PGP & GPG: Email for the Practical Paranoid
Michael W. Lucas
No Starch Press
ISBN: 9 781593 270711
Michael Lucas certainly knows his stuff when it comes to encrypting email and he imparts his wisdom with a light, uncomplicated style that makes this book an easy and enjoyable read. As an introductory text on the subject, it's difficult to imagine a better single-source of information for anyone considering encrypting their private information before sending it across the public network.
Lucas takes his readers through the installation and configuration of his two chosen encryption programs (PGP & GPG) and provides useful insights and excellent practical advice throughout. There's also a brief (but fascinating) introduction to the origins of PGP as well as absorbing discussions on key management and the principles that underpin the web of trust concept. But (and this is quite a big but), there are problems with this book that make it questionable as to whether the cover price represents value-for-money.
Firstly, this really is an introductory text and, unless the reader is a complete computer novice, much of this book is pointless: most users will already know how to install a program using the default installation settings (or know enough to be able to follow the installation wizard) and therefore, the significant portion of the book that describes these processes seems somewhat redundant.
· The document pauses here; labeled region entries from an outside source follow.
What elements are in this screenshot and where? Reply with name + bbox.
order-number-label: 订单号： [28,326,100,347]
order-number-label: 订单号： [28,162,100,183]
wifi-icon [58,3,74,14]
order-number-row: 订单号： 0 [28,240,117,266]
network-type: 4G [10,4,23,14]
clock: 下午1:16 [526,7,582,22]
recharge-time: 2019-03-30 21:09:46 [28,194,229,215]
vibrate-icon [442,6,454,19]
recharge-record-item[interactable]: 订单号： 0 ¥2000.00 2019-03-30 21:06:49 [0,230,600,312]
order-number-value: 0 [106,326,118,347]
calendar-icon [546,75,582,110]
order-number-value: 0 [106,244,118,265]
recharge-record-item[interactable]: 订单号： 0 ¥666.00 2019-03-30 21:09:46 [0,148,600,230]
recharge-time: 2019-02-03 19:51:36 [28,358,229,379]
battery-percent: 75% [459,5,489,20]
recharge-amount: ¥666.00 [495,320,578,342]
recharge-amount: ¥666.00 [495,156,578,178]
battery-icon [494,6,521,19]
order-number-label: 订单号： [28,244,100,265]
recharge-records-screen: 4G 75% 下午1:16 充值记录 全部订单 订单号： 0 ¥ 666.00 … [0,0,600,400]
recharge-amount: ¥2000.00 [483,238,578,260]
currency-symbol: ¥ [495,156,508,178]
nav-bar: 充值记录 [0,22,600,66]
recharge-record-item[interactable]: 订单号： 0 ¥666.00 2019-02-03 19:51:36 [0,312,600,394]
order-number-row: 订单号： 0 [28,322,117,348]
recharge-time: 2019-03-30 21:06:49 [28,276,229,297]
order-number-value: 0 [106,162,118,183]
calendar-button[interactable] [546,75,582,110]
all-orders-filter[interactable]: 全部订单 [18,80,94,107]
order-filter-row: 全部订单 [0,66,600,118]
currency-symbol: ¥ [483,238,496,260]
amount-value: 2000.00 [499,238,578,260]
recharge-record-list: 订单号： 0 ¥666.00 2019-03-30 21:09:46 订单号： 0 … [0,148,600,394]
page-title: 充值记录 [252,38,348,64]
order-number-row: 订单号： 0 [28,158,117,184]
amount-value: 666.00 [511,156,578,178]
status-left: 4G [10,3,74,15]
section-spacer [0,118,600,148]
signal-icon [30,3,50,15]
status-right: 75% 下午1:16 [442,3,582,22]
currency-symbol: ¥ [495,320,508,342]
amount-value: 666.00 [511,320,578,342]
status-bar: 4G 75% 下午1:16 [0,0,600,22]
That's not to say that there is no useful information in the descriptions (for instance, using hashes or checksums to confirm the integrity of the download), only that too much time is spent describing processes that will be patently obvious to virtually everyone that reads this book.
Then, there's the layout: Lucas glibly skips from discussing one program to another in alternate chapters and this has a calamitous impact on the text's rhythm. In fairness, Lucas does warn his readers that they can skip the chapters that are not germane to their circumstances, but that's not entirely helpful to reader with either a general interest in the topic or is concerned with multiple operating platforms or single encryption programs. Perhaps a better approach would have been to separate the contents into three sections allowing readers to have an overview of the subject followed by comprehensive (and uninterrupted) discussions about each encryption program.
Finally, Lucas provides no information here that is not freely available on the Internet: for instance, try searching online using the simple text string, "installation guide PGP". That there are alternative sources of information is not a problem per se, nor is the fact that many comparable guides are available free-of-charge; however, it does make the near twenty quid cover price extravagant!
If you're too lazy to find your own sources and have some money to burn, this is a great introduction to encryption.